Soru: Münafık Kimdir? Kime Denir?
İçindekiler

MÜNAFIK KİMDİR? KİME DENİR?
Münafık Kimdir? Kime Denir? Nasıl Münafık olunur?
Sözlük anlamında münafık, dinî kurallara inanmadığı hâlde inanmış gibi görünen kişi olarak geçmektedir. İlmihallerde, Allah’ın birliğini, Hz. Muhammed’in peygamberliğini ve onun, Allah’tan getirdiklerini kabul ettiklerini söyleyerek, Müslümanlar gibi yaşadıkları halde, kalpten inanmayan kimselere münafık denir.
Kur’an-ı Kerim’de Münafıklarla İlgili Ayet
Münafıkların içi başka dışı başkadır. Sözü özüne uygun değildir. Bir âyette şöyle buyurulur: “İnsanlardan bazıları da vardır ki, inanmadıkları halde ‘Allah’a ve âhiret gününe inandık’ derler” (el-Bakara 2/8).
Münafıkların gerçekte kâfir oldukları bir başka âyette şöyle ifade edilir: “Onların Allah yolundan sapmalarının sebebi, önce iman edip sonra inkâr etmeleridir. Bu yüzden kalpleri mühürlenmiştir. Artık onlar hiç anlamazlar” (el-Münâfikun 63/3).
Münafıklar İslâm toplumu için açık kâfirden daha tehlikelidirler. Çünkü onlar dıştan Müslümanmış gibi gözüktüklerinden tanınmaları mümkün değildir; içten içe Müslüman toplumun huzur ve düzenini bozar, kuzu postuna bürünerek dikkatsiz ve bilgisiz Müslümanları yanlış yönlere sürüklerler. Peygamberimiz vahiyle kimlerin münafık olduğunu bilir, bu sebeple de onlara önemli görevler vermezdi.
Hz. Peygamber’den sonra insanlar için böyle bir bilgi kaynağı (vahiy) söz konusu olmadığından ve Müslüman olduğunu söyleyenlerin iç dünyasını araştırmak da doğru olmadığından münafık, dünyada Müslüman gibi işlem görür. Onun cezası âhirete kalmıştır. Bir âyette açıklandığı üzere cehennemin en alt tabakasında münafıklar bulunur: “Şüphe yok ki münafıklar, cehennemin en alt katındadırlar (derk-i esfel). Artık onlara asla bir yardımcı da bulamazsın” (en-Nisâ 4/145)

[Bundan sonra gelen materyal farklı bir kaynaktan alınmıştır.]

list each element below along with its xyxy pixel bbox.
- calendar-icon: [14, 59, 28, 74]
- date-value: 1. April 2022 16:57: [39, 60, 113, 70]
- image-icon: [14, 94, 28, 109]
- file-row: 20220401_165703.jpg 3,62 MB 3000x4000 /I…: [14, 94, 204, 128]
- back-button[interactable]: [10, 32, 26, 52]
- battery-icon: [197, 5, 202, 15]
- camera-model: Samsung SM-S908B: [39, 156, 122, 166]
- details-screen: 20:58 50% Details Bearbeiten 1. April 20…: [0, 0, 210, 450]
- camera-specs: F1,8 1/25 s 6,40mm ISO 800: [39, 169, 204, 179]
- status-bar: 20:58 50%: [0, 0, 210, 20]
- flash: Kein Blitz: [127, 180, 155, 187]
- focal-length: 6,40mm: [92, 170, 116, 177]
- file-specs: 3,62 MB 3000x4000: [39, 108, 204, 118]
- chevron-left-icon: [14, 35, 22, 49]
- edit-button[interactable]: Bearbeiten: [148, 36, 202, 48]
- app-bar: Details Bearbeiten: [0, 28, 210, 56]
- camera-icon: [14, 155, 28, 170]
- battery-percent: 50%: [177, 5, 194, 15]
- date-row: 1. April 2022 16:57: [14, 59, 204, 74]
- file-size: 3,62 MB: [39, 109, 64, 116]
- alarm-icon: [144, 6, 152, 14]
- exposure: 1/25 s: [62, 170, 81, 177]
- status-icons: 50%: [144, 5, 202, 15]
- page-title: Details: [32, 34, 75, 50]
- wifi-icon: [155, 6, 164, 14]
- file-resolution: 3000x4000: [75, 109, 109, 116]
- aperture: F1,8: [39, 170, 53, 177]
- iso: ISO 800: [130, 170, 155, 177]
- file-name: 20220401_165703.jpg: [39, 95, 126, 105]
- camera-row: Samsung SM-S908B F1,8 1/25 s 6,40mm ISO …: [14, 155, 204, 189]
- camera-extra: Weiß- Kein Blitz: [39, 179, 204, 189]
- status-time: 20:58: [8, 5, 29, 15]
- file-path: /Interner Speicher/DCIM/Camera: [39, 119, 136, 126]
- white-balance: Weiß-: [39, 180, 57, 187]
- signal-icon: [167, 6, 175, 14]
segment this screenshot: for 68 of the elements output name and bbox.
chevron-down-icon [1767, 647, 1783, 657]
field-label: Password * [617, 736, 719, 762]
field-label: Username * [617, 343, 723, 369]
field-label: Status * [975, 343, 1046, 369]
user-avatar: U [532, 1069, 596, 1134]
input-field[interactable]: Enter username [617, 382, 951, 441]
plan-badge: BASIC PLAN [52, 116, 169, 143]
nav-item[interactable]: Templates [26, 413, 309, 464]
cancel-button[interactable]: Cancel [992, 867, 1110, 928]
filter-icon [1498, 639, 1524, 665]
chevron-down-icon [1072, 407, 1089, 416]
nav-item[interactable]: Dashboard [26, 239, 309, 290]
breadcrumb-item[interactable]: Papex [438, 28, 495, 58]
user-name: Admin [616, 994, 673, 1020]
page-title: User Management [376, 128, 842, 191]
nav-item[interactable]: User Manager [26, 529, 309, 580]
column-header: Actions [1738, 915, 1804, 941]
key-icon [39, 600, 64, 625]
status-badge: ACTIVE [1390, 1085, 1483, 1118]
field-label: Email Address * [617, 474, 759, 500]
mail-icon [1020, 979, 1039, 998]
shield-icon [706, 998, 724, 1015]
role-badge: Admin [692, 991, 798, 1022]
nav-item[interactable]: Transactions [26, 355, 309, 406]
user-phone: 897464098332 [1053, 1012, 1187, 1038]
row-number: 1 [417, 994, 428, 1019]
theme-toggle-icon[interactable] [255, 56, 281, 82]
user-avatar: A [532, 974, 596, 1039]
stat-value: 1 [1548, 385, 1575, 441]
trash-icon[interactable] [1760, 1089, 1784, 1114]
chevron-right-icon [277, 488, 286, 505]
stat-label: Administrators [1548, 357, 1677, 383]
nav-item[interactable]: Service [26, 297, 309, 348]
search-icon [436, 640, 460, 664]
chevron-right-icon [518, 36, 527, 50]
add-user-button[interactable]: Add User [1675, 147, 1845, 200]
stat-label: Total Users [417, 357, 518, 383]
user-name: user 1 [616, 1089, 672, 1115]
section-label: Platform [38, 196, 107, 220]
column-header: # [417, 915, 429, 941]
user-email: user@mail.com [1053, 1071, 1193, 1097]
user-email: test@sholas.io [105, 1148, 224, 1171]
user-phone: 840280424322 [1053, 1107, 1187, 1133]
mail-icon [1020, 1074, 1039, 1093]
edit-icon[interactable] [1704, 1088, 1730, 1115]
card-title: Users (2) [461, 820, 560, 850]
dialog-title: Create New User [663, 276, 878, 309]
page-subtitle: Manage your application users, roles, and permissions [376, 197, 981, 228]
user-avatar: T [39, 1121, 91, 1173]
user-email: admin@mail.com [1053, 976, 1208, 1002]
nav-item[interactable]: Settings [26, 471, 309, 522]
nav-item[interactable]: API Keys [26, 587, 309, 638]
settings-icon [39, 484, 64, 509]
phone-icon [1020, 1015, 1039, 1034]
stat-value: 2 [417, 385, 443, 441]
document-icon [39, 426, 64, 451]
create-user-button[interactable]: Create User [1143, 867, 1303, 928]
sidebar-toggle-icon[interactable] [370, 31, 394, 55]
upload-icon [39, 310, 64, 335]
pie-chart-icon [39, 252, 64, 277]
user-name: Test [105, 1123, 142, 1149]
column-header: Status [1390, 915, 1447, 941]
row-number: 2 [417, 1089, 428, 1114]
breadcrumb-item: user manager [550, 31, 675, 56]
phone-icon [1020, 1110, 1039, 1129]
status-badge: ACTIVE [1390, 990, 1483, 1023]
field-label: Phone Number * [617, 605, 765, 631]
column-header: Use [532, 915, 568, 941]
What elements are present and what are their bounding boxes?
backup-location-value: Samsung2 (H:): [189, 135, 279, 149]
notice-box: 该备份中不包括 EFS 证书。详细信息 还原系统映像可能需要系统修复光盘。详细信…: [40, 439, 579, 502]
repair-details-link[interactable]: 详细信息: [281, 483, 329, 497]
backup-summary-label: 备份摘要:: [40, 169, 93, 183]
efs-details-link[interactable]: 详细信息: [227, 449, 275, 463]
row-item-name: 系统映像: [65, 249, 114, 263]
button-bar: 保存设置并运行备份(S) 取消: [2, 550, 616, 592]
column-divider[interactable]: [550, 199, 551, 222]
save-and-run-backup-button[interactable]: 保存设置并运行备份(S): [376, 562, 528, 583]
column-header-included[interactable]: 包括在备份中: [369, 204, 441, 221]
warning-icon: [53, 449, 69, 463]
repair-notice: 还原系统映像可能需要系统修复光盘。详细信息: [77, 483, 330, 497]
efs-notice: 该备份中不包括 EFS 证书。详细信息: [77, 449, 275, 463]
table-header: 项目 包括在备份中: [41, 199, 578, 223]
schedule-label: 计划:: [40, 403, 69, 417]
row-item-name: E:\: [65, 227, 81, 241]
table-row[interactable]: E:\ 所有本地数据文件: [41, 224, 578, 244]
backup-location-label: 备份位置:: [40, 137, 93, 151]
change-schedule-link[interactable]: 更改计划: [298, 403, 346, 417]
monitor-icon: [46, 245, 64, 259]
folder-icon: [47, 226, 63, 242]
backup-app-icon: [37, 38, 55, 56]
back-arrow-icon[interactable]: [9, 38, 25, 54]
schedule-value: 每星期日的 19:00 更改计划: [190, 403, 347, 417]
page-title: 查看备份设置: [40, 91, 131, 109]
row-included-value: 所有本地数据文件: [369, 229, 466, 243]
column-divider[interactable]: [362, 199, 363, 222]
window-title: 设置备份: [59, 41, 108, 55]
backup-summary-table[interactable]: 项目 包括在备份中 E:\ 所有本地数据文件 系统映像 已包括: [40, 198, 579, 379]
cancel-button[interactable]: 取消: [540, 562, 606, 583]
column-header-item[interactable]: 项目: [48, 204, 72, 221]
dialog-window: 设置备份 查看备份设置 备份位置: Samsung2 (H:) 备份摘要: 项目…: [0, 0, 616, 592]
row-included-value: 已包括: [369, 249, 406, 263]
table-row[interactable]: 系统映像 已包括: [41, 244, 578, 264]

Münafıklarla İlgili Bazı Hadisler
Rasulullah (sav) Efendimiz buyuruyor: “Dört huy var ki, onlar kimde bulunursa o tam bir münafık olur. Bu huylardan birisi kendisinde bulunan kimse ise, o huyu terk edene kadar münafıklıktan bir huy taşımış olur. Bu huylar şunlardır:
Konuştuğu zaman yalan söyler.
Söz verdiği zaman sözünü tutmaz.
Kendisine bir şey emanet edilince ona hiyanet eder.
Birisi ile çekişmeye girince hak yer, haddini aşar.”
(Buharî, Müslim, Ebu Davud, Tirmizî)
İbnu Amr İbni’l-As, Resulullah (sav) buyurdular ki: “Dört haslet vardır; kimde bu hasletler bulunursa o kimse halis münafıktır. Kimde de bunlardan biri bulunursa, onu bırakıncaya kadar kendinde nifaktan bir haslet var demektir: Emanet edilince hıyanet eder, konuşunca yalan söyler, söz verince sözünde durmaz, husumet edince haddi aşar.” (Buhari, İman 24, Müslim, Ebu Davud, Tirmizi)
Ebu Saîd (r.a) anlatıyor: “Hz. Peygamber (sav) zamanında bir kısım münâfıklar, Resûlullah (sav) bir gazveye çıktığı vakit ondan ayrılıp geri kalırlar ve Resûlullah (sav)’a muhalefet edip kaldıkları için rahatlarlar, sevinirlerdi. Resûlullah (sav) Medine’ye dönünce de gelip andlar, yeminler içerek özürler beyan ederlerdi. Bir de isterlerdi ki, yapmadıkları şeylere övgüye, medh’u senaya mazhar olsunlar. Onların bu hali ile ilgili olarak şu âyet nazil oldu: “Ettiklerine sevinen ve yapmadıklarıyla övülmekten hoşlananların, sakın sakın onların azaptan kurtulacaklarını sanma, elem verici azap onlaradır (Âl-i İmrân, 188). Buhari, Tefsir, Al-i İmran 16, (6, 51); Müslim, Sıfatu’l-Münafikin 7, (2777).